Thüringische Landeszeitung (Erfurt)
Kopfsprung ins Ungewisse
Das Thüringer Leistungsschwimmen steht, auch wegen Corona, vor schweren Zeiten
Erfurt. Schon der Ottonormalverbraucher sehnt sie herbei, die Freibadsaison. Endlich wieder erfrischen, ein paar Bahnen ziehen, auf andere Gedanken kommen, mit dem Gefühl erfrischend-nasser Freiheit auf der Haut. Unbezahlbar, gerade jetzt, da das Leben eingeschränkt, ein Sommerurlaub im Süden kaum möglich ist.

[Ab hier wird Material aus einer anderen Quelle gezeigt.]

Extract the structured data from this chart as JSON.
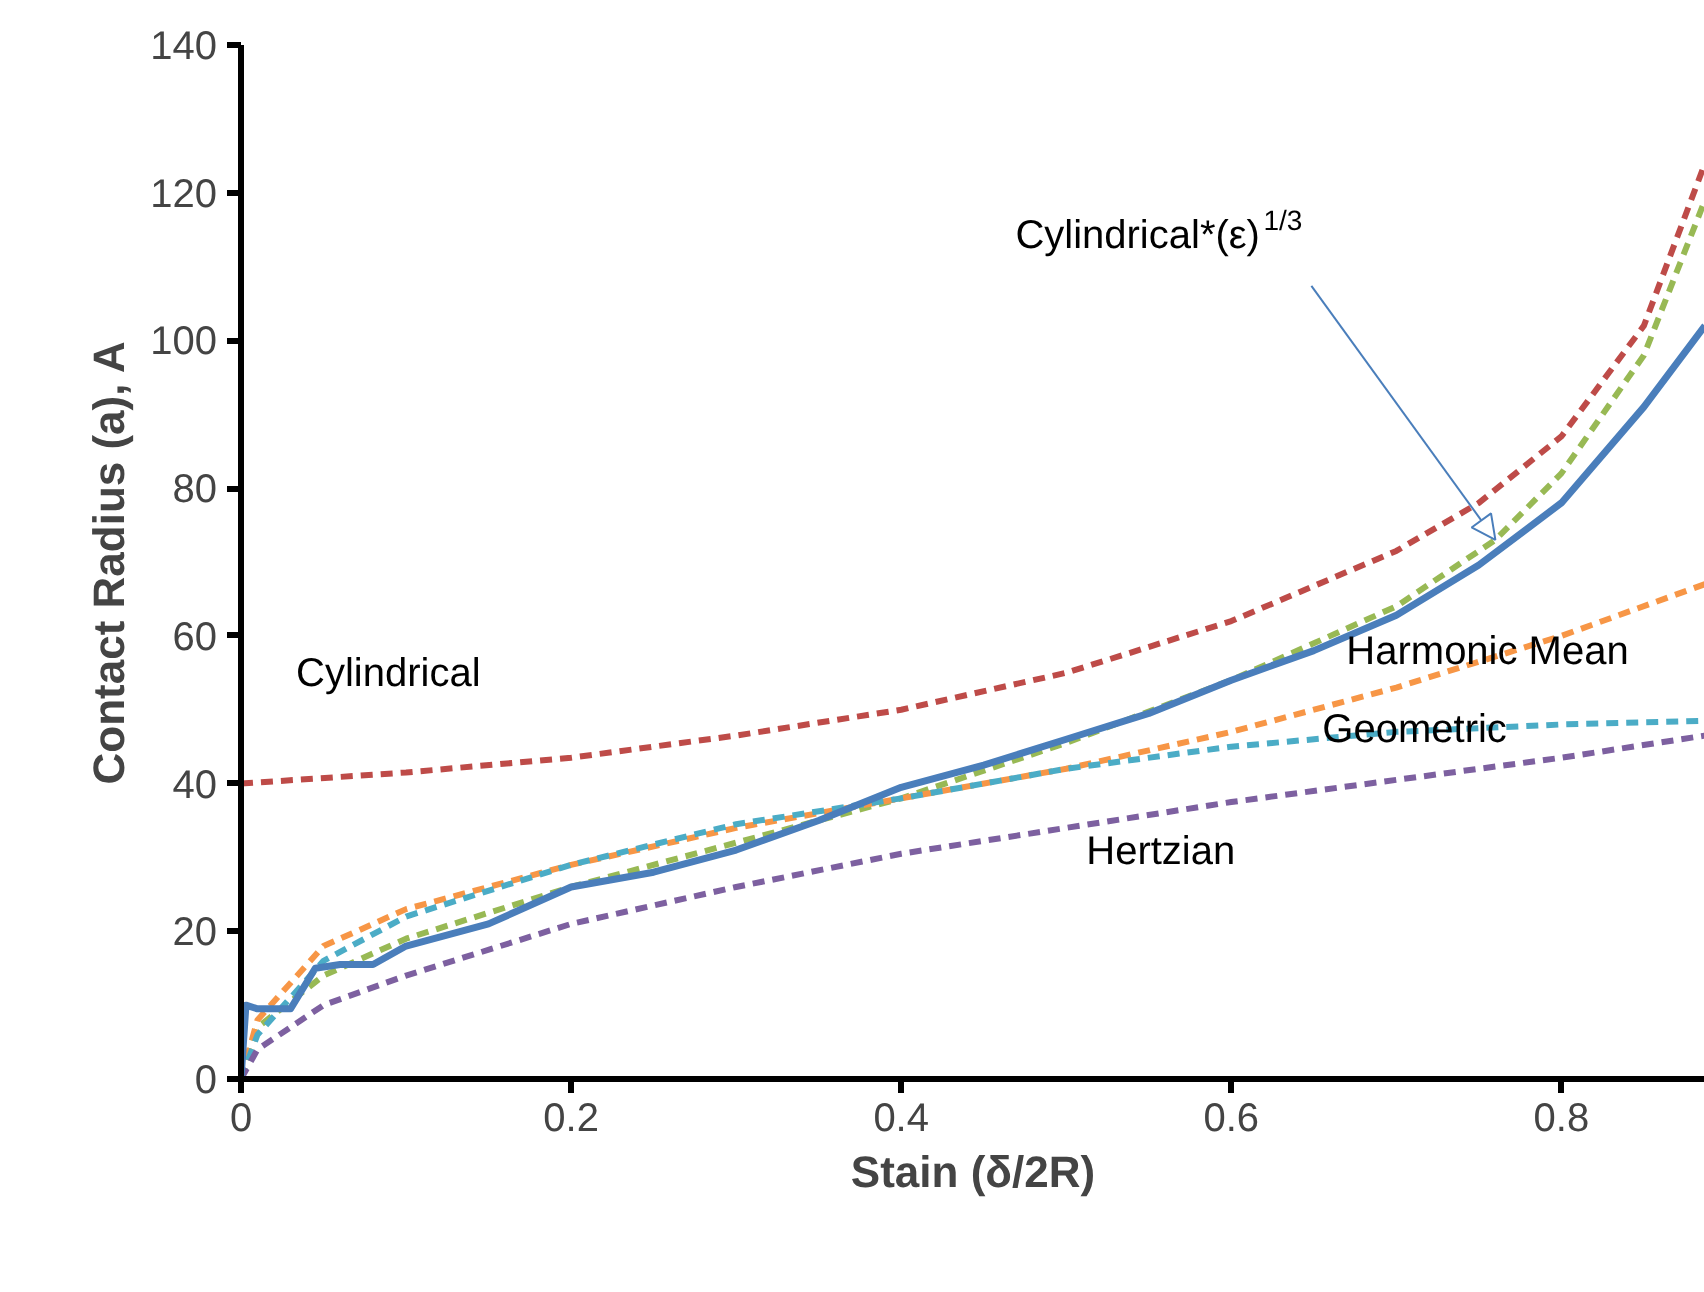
{
  "chart_data": {
    "type": "line",
    "xlabel": "Stain (δ/2R)",
    "ylabel": "Contact Radius (a), A",
    "xlim": [
      0,
      0.887
    ],
    "ylim": [
      0,
      140
    ],
    "xticks": [
      0,
      0.2,
      0.4,
      0.6,
      0.8
    ],
    "yticks": [
      0,
      20,
      40,
      60,
      80,
      100,
      120,
      140
    ],
    "grid": false,
    "series": [
      {
        "color": "#be4b48",
        "line_style": "dashed",
        "x": [
          0,
          0.1,
          0.2,
          0.3,
          0.4,
          0.5,
          0.6,
          0.7,
          0.75,
          0.8,
          0.85,
          0.887
        ],
        "values": [
          40,
          41.5,
          43.5,
          46.5,
          50,
          55,
          62,
          71.5,
          78,
          87,
          102,
          124
        ]
      },
      {
        "color": "#98b954",
        "line_style": "dashed",
        "x": [
          0,
          0.01,
          0.05,
          0.1,
          0.2,
          0.3,
          0.4,
          0.5,
          0.6,
          0.7,
          0.76,
          0.8,
          0.85,
          0.887
        ],
        "values": [
          0,
          7,
          14,
          19,
          26,
          32,
          38,
          45.5,
          54,
          64,
          73,
          82,
          98,
          119
        ]
      },
      {
        "color": "#f79646",
        "line_style": "dashed",
        "x": [
          0,
          0.01,
          0.05,
          0.1,
          0.2,
          0.3,
          0.4,
          0.5,
          0.6,
          0.7,
          0.8,
          0.887
        ],
        "values": [
          0,
          8,
          18,
          23,
          29,
          34,
          38,
          42,
          47,
          53,
          60,
          67
        ]
      },
      {
        "color": "#4bacc6",
        "line_style": "dashed",
        "x": [
          0,
          0.01,
          0.05,
          0.1,
          0.2,
          0.3,
          0.4,
          0.5,
          0.6,
          0.7,
          0.8,
          0.887
        ],
        "values": [
          0,
          6,
          16,
          22,
          29,
          34.5,
          38,
          42,
          45,
          47,
          48,
          48.5
        ]
      },
      {
        "color": "#7d60a0",
        "line_style": "dashed",
        "x": [
          0,
          0.01,
          0.05,
          0.1,
          0.2,
          0.3,
          0.4,
          0.5,
          0.6,
          0.7,
          0.8,
          0.887
        ],
        "values": [
          0,
          4,
          10,
          14,
          21,
          26,
          30.5,
          34,
          37.5,
          40.5,
          43.5,
          46.5
        ]
      },
      {
        "color": "#4a7ebb",
        "line_style": "solid",
        "x": [
          0,
          0.003,
          0.01,
          0.03,
          0.045,
          0.06,
          0.08,
          0.1,
          0.15,
          0.2,
          0.25,
          0.3,
          0.35,
          0.4,
          0.45,
          0.5,
          0.55,
          0.6,
          0.65,
          0.7,
          0.75,
          0.8,
          0.85,
          0.887
        ],
        "values": [
          0,
          10,
          9.5,
          9.5,
          15,
          15.5,
          15.5,
          18,
          21,
          26,
          28,
          31,
          35,
          39.5,
          42.5,
          46,
          49.5,
          54,
          58,
          62.8,
          69.6,
          78,
          91,
          102
        ]
      }
    ],
    "annotations": [
      {
        "text": "Cylindrical",
        "x": 0.1,
        "y": 41.5
      },
      {
        "text": "Cylindrical*(ε)$^{1/3}$",
        "x": 0.76,
        "y": 73
      },
      {
        "text": "Harmonic Mean",
        "x": 0.7,
        "y": 53
      },
      {
        "text": "Geometric",
        "x": 0.7,
        "y": 47
      },
      {
        "text": "Hertzian",
        "x": 0.5,
        "y": 34
      }
    ]
  }
}
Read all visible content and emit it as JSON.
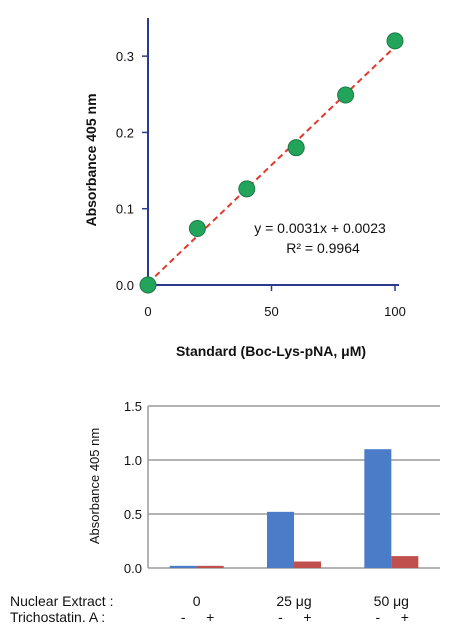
{
  "chart_data": [
    {
      "type": "scatter",
      "xlabel": "Standard (Boc-Lys-pNA, μM)",
      "ylabel": "Absorbance 405 nm",
      "xlim": [
        0,
        100
      ],
      "ylim": [
        0,
        0.35
      ],
      "x_ticks": [
        "0",
        "50",
        "100"
      ],
      "y_ticks": [
        "0.0",
        "0.1",
        "0.2",
        "0.3"
      ],
      "grid": false,
      "points": [
        {
          "x": 0,
          "y": 0.0
        },
        {
          "x": 20,
          "y": 0.074
        },
        {
          "x": 40,
          "y": 0.126
        },
        {
          "x": 60,
          "y": 0.18
        },
        {
          "x": 80,
          "y": 0.249
        },
        {
          "x": 100,
          "y": 0.32
        }
      ],
      "fit": {
        "slope": 0.0031,
        "intercept": 0.0023
      },
      "annotations": [
        "y = 0.0031x + 0.0023",
        "R² = 0.9964"
      ],
      "colors": {
        "axis": "#2b3a8c",
        "marker": "#22a45a",
        "fit_line": "#e0392b"
      }
    },
    {
      "type": "bar",
      "ylabel": "Absorbance 405 nm",
      "ylim": [
        0,
        1.5
      ],
      "y_ticks": [
        "0.0",
        "0.5",
        "1.0",
        "1.5"
      ],
      "grid": true,
      "row_labels": [
        "Nuclear Extract :",
        "Trichostatin. A :"
      ],
      "groups": [
        "0",
        "25  μg",
        "50 μg"
      ],
      "sub_labels": [
        "-",
        "+",
        "-",
        "+",
        "-",
        "+"
      ],
      "series": [
        {
          "values": [
            0.02,
            0.52,
            1.1
          ],
          "color": "#4a7cc7"
        },
        {
          "values": [
            0.02,
            0.06,
            0.11
          ],
          "color": "#c0504d"
        }
      ]
    }
  ]
}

Vor allem aber die Leistungsschwimmer können es kaum erwarten, endlich wieder in ihrem Element zu sein. „Sie werden auf jeden Fall privat reinspringen, und wir versuchen, solange die Schwimmhallen noch geschlossen sind im Freibad ein einigermaßen normales Training durchzuführen, um Verlorenes aufzuholen“, sagt Jenny Joel, Geschäftsführerin des Thüringer Schwimmverbandes. Dem einen würde es leichter fallen, dem anderen schwerer, sich das „Wassergefühl“wieder zu erarbeiten.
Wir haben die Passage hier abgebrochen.